The last girl to arrive at the hospital in Mistrató suffering from the effects of FGM did not benefit either from sterilisation or “the right herbs”. A 15-year-old mother brought her 20-day-old daughter to the emergency room with a high fever and jaundice. The girl’s clitoris and inner labia had been excised, and the wound was covered in pus.
“The girl’s mother said that she’d been born that way,” says Dr Diego Pereira, pointing to a photograph of the girl’s wounds on his computer. Social workers now show the picture to women as a warning of what could happen. But such overt images and language can backfire.
When the UN education programme began, trained Emberá nurses started teaching women about general anatomy, explaining what is inside the head and the thorax. “When the nurses started talking about genitals, the women got angry, kicked them out, and warned 23 other communities not to allow the nurses to speak to the women,” says Tobón.

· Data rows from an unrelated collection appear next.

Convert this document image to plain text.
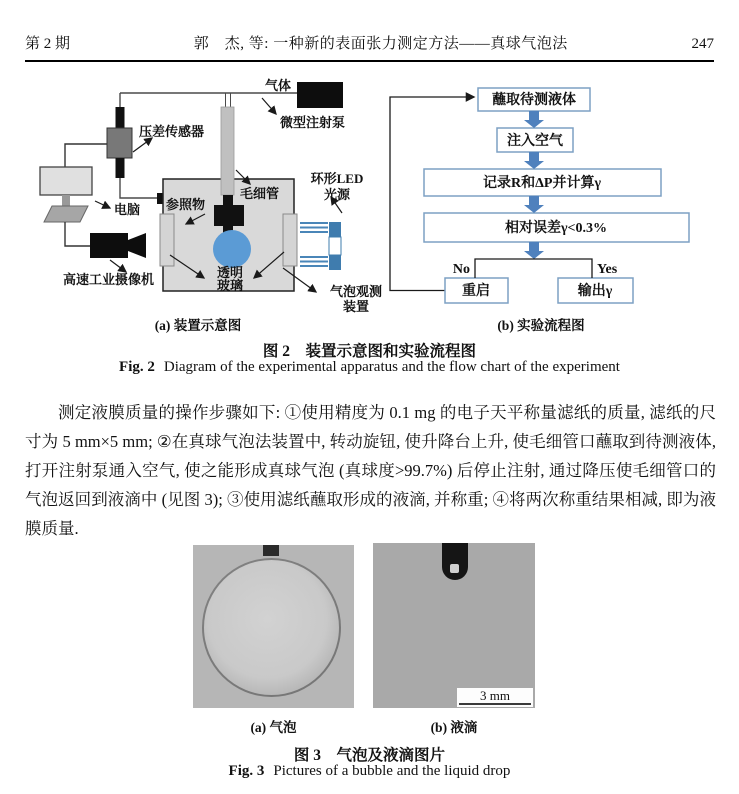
第 2 期	郭　杰, 等: 一种新的表面张力测定方法——真球气泡法	247
气体
微型注射泵
压差传感器
电脑
毛细管
参照物
环形LED
光源
透明
玻璃
高速工业摄像机
气泡观测
装置
蘸取待测液体
注入空气
记录R和ΔP并计算γ
相对误差γ<0.3%
No	Yes
重启	输出γ
(a) 装置示意图	(b) 实验流程图
图 2　装置示意图和实验流程图
Fig. 2 Diagram of the experimental apparatus and the flow chart of the experiment
测定液膜质量的操作步骤如下: ①使用精度为 0.1 mg 的电子天平称量滤纸的质量, 滤纸的尺寸为 5 mm×5 mm; ②在真球气泡法装置中, 转动旋钮, 使升降台上升, 使毛细管口蘸取到待测液体, 打开注射泵通入空气, 使之能形成真球气泡 (真球度>99.7%) 后停止注射, 通过降压使毛细管口的气泡返回到液滴中 (见图 3); ③使用滤纸蘸取形成的液滴, 并称重; ④将两次称重结果相减, 即为液膜质量.
3 mm
(a) 气泡	(b) 液滴
图 3　气泡及液滴图片
Fig. 3 Pictures of a bubble and the liquid drop
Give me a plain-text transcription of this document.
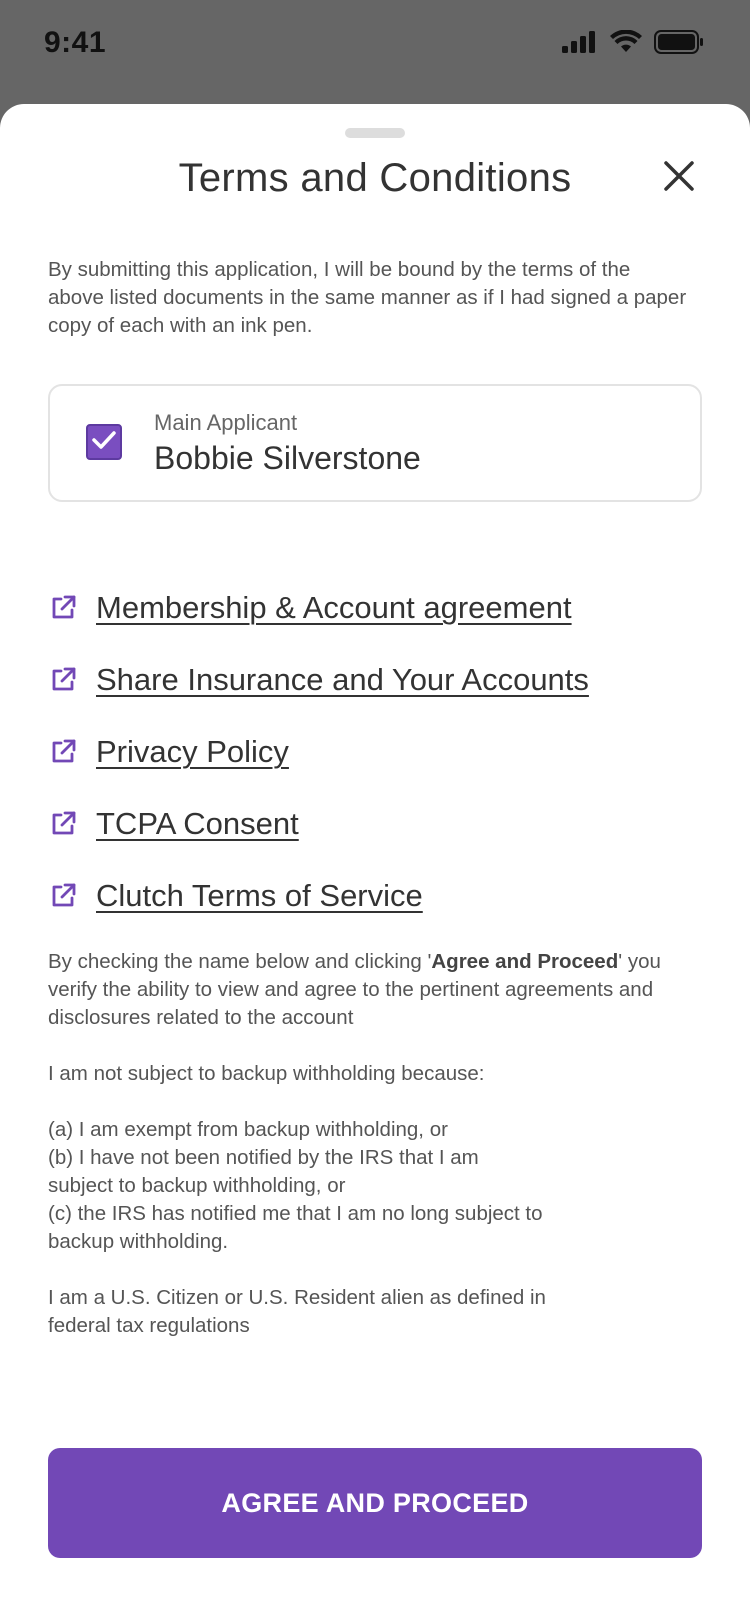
9:41
Terms and Conditions

By submitting this application, I will be bound by the terms of the above listed documents in the same manner as if I had signed a paper copy of each with an ink pen.

Main Applicant
Bobbie Silverstone
Membership & Account agreement
Share Insurance and Your Accounts
Privacy Policy
TCPA Consent
Clutch Terms of Service

By checking the name below and clicking 'Agree and Proceed' you verify the ability to view and agree to the pertinent agreements and disclosures related to the account

I am not subject to backup withholding because:

(a) I am exempt from backup withholding, or
(b) I have not been notified by the IRS that I am subject to backup withholding, or
(c) the IRS has notified me that I am no long subject to backup withholding.

I am a U.S. Citizen or U.S. Resident alien as defined in federal tax regulations

AGREE AND PROCEED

Public focus on their secret practices has put many Emberá leaders on the defensive. In Mistrató, leaders say they have decided not to allow further investigations into the issue in their communities and not to talk about it with outsiders.
Midwives, who know they face sanctions for the practice, flatly deny ever having done it. “I haven’t killed anyone,” are the first words spoken by Feliciana Nacavrea, 67, a midwife, when asked about the practice.
At a recent meeting of midwives and female leaders in the Emberá community of Bacorí, only a few of the women spoke openly with outsiders about curación – and they seemed uncomfortable. But they do talk openly about the education programme, which was called Emberá Wera (Embera Woman).
Maria Fanny Zamora, who sits on the regional indigenous council, says the relationship between men and women has changed as Emberá women, who are used to carrying the bulk of the workload and suffer beatings by their husbands, are told of their rights. “Because of the workshops we have become empowered,” she says.
UN funding for the workshops dried up in 2011, and while Colombian public health officials continue to promote the eradication of FGM and the UN is supporting a smaller project, these programmes lack the initial drive.
“The project ended and we didn’t get to all the communities in our reservation. Curación continues in the more remote communities,” says Elisa Onogama, a midwife in Pueblo Rico who now believes that FGM serves no purpose in Emberá culture. “But we have to convince all Emberá women so that our girls will no longer be in danger.”